Para Luciana Bisotto, a investigação ilustra o problema.

"A pesquisa mostra que o principal eixo de ação das comunidades organizadas no primeiro ano da crise da pandemia foi no combate à fome. E algumas dessas iniciativas incluíram também a distribuição de orgânicos. Lembrando que nos territórios em condições maiores de vulnerabilidade urbana muitos deles se alimentam mais de produtos ultraprocessados e menos nutritivos e com o fechamento das escolas políticas importantes pra garantir segurança alimentar e nutricional desses grupos como o PNAE tiveram uma ação muito descoordenada e frágil de manutenção".

Após deixar oficialmente o mapa da fome da Organização das Nações Unidas (ONU) em 2014, o Brasil ainda é classificado como em transição nutricional.
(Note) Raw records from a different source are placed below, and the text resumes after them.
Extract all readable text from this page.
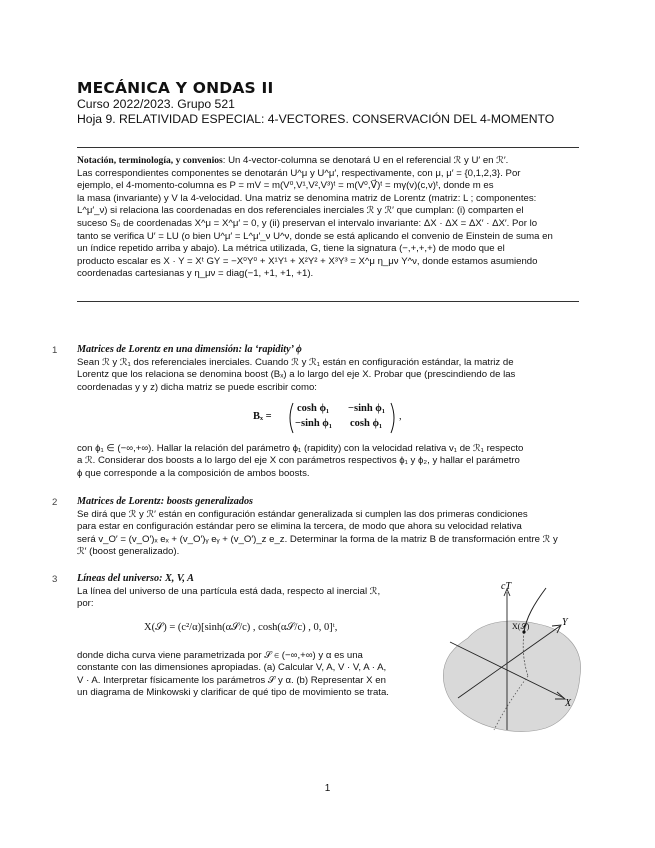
MECÁNICA Y ONDAS II
Curso 2022/2023. Grupo 521
Hoja 9. RELATIVIDAD ESPECIAL: 4-VECTORES. CONSERVACIÓN DEL 4-MOMENTO
Notación, terminología, y convenios: Un 4-vector-columna se denotará U en el referencial ℛ y U′ en ℛ′.
Las correspondientes componentes se denotarán U^μ y U^μ′, respectivamente, con μ, μ′ = {0,1,2,3}. Por
ejemplo, el 4-momento-columna es P = mV = m(V⁰,V¹,V²,V³)ᵗ = m(V⁰,V⃗)ᵗ = mγ(v)(c,v)ᵗ, donde m es
la masa (invariante) y V la 4-velocidad. Una matriz se denomina matriz de Lorentz (matriz: L ; componentes:
L^μ′_ν) si relaciona las coordenadas en dos referenciales inerciales ℛ y ℛ′ que cumplan: (i) comparten el
suceso S₀ de coordenadas X^μ = X^μ′ = 0, y (ii) preservan el intervalo invariante: ΔX · ΔX = ΔX′ · ΔX′. Por lo
tanto se verifica U′ = LU (o bien U^μ′ = L^μ′_ν U^ν, donde se está aplicando el convenio de Einstein de suma en
un índice repetido arriba y abajo). La métrica utilizada, G, tiene la signatura (−,+,+,+) de modo que el
producto escalar es X · Y = Xᵗ GY = −X⁰Y⁰ + X¹Y¹ + X²Y² + X³Y³ = X^μ η_μν Y^ν, donde estamos asumiendo
coordenadas cartesianas y η_μν = diag(−1, +1, +1, +1).
1 Matrices de Lorentz en una dimensión: la ‘rapidity’ ϕ
Sean ℛ y ℛ₁ dos referenciales inerciales. Cuando ℛ y ℛ₁ están en configuración estándar, la matriz de
Lorentz que los relaciona se denomina boost (Bₓ) a lo largo del eje X. Probar que (prescindiendo de las
coordenadas y y z) dicha matriz se puede escribir como:
Bₓ =
cosh ϕ₁ −sinh ϕ₁
−sinh ϕ₁ cosh ϕ₁
,
con ϕ₁ ∈ (−∞,+∞). Hallar la relación del parámetro ϕ₁ (rapidity) con la velocidad relativa v₁ de ℛ₁ respecto
a ℛ. Considerar dos boosts a lo largo del eje X con parámetros respectivos ϕ₁ y ϕ₂, y hallar el parámetro
ϕ que corresponde a la composición de ambos boosts.
2 Matrices de Lorentz: boosts generalizados
Se dirá que ℛ y ℛ′ están en configuración estándar generalizada si cumplen las dos primeras condiciones
para estar en configuración estándar pero se elimina la tercera, de modo que ahora su velocidad relativa
será v_O′ = (v_O′)ₓ eₓ + (v_O′)ᵧ eᵧ + (v_O′)_z e_z. Determinar la forma de la matriz B de transformación entre ℛ y
ℛ′ (boost generalizado).
3 Líneas del universo: X, V, A
La línea del universo de una partícula está dada, respecto al inercial ℛ,
por:
X(𝒮) = (c²/α)[sinh(α𝒮/c) , cosh(α𝒮/c) , 0, 0]ᵗ,
donde dicha curva viene parametrizada por 𝒮 ∈ (−∞,+∞) y α es una
constante con las dimensiones apropiadas. (a) Calcular V, A, V · V, A · A,
V · A. Interpretar físicamente los parámetros 𝒮 y α. (b) Representar X en
un diagrama de Minkowski y clarificar de qué tipo de movimiento se trata.
cT
X
Y
X(𝒮)
1
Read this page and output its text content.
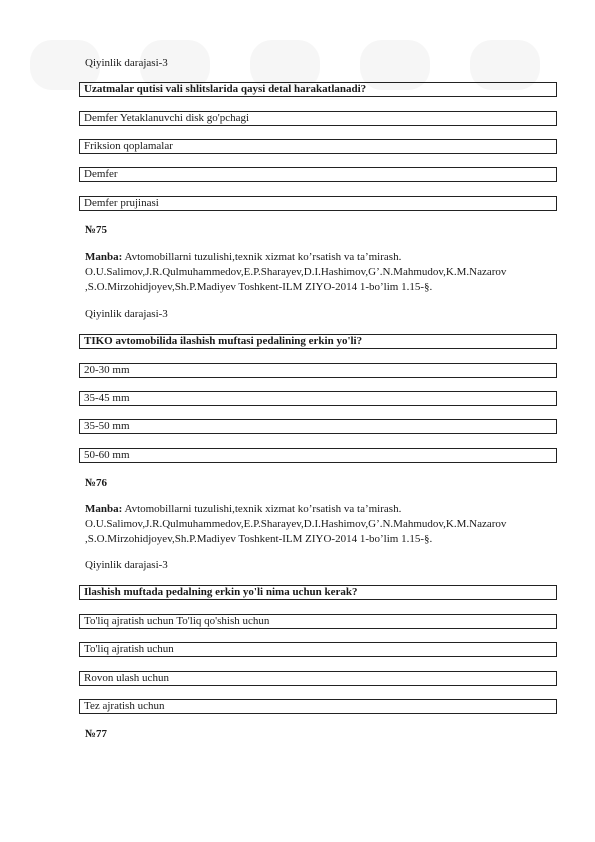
Qiyinlik darajasi-3
Uzatmalar qutisi vali shlitslarida qaysi detal harakatlanadi?
Demfer Yetaklanuvchi disk go'pchagi
Friksion qoplamalar
Demfer
Demfer prujinasi
№75
Manba: Avtomobillarni tuzulishi,texnik xizmat ko’rsatish va ta’mirash.
O.U.Salimov,J.R.Qulmuhammedov,E.P.Sharayev,D.I.Hashimov,G’.N.Mahmudov,K.M.Nazarov
,S.O.Mirzohidjoyev,Sh.P.Madiyev Toshkent-ILM ZIYO-2014 1-bo’lim 1.15-§.
Qiyinlik darajasi-3
TIKO avtomobilida ilashish muftasi pedalining erkin yo'li?
20-30 mm
35-45 mm
35-50 mm
50-60 mm
№76
Manba: Avtomobillarni tuzulishi,texnik xizmat ko’rsatish va ta’mirash.
O.U.Salimov,J.R.Qulmuhammedov,E.P.Sharayev,D.I.Hashimov,G’.N.Mahmudov,K.M.Nazarov
,S.O.Mirzohidjoyev,Sh.P.Madiyev Toshkent-ILM ZIYO-2014 1-bo’lim 1.15-§.
Qiyinlik darajasi-3
Ilashish muftada pedalning erkin yo'li nima uchun kerak?
To'liq ajratish uchun To'liq qo'shish uchun
To'liq ajratish uchun
Rovon ulash uchun
Tez ajratish uchun
№77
No entanto, a gravidade da situação é escancarada, sobretudo, pelo crescimento do problema, em contrapartida à redução das taxas de subnutrição.

Ao analisarem os esforços em mitigar o novo problema brasileiro, os pesquisadores perceberam a descontinuidade de políticas para fortalecer a segurança alimentar, antes desenvolvidas no país através de programas como o Fome Zero, o Bolsa Família e o Programa Nacional de Alimentação Escola (PNAE).

Citados como direitos constitucionais, a brincadeira e o lazer também tiveram declínio durante o isolamento social. Os pesquisadores dizem que o uso do espaço público para as atividades deu lugar a limitações dentro de casa, o que culminou com o aumento do uso de apps e games. No entanto, o problema é estrutural. Dados do relatório apontam que apenas 40% dos prédios de pré-escolas brasileiras possuem playgrounds, dessas, 33% têm espaço aberto.

Com as principais lacunas definidas, o grupo elencou uma série de recomendações. Para Lauren Andres, UCL Bartlett School of Planning, coordenadora da equipe internacional, é preciso que crianças e jovens se façam ouvir.

"O que dizemos no nosso relatório é que nunca podemos ignorar suas vozes e seus direitos. Esse é grande fracasso da Organização Mundial da Saúde e dos governos. Em pensar que eles poderiam ficar de lado já que não eram grupo de risco", diz.

Agora os pesquisadores partem para novas fases da pesquisa, que incluem entrevistas com agentes que trabalham com jovens em comunidades periféricas, questionários qualitativos e oficinas participativas de diálogos com os menores e instituições. No Brasil, as conversas serão com jovens de Paraisópolis e Heliópolis.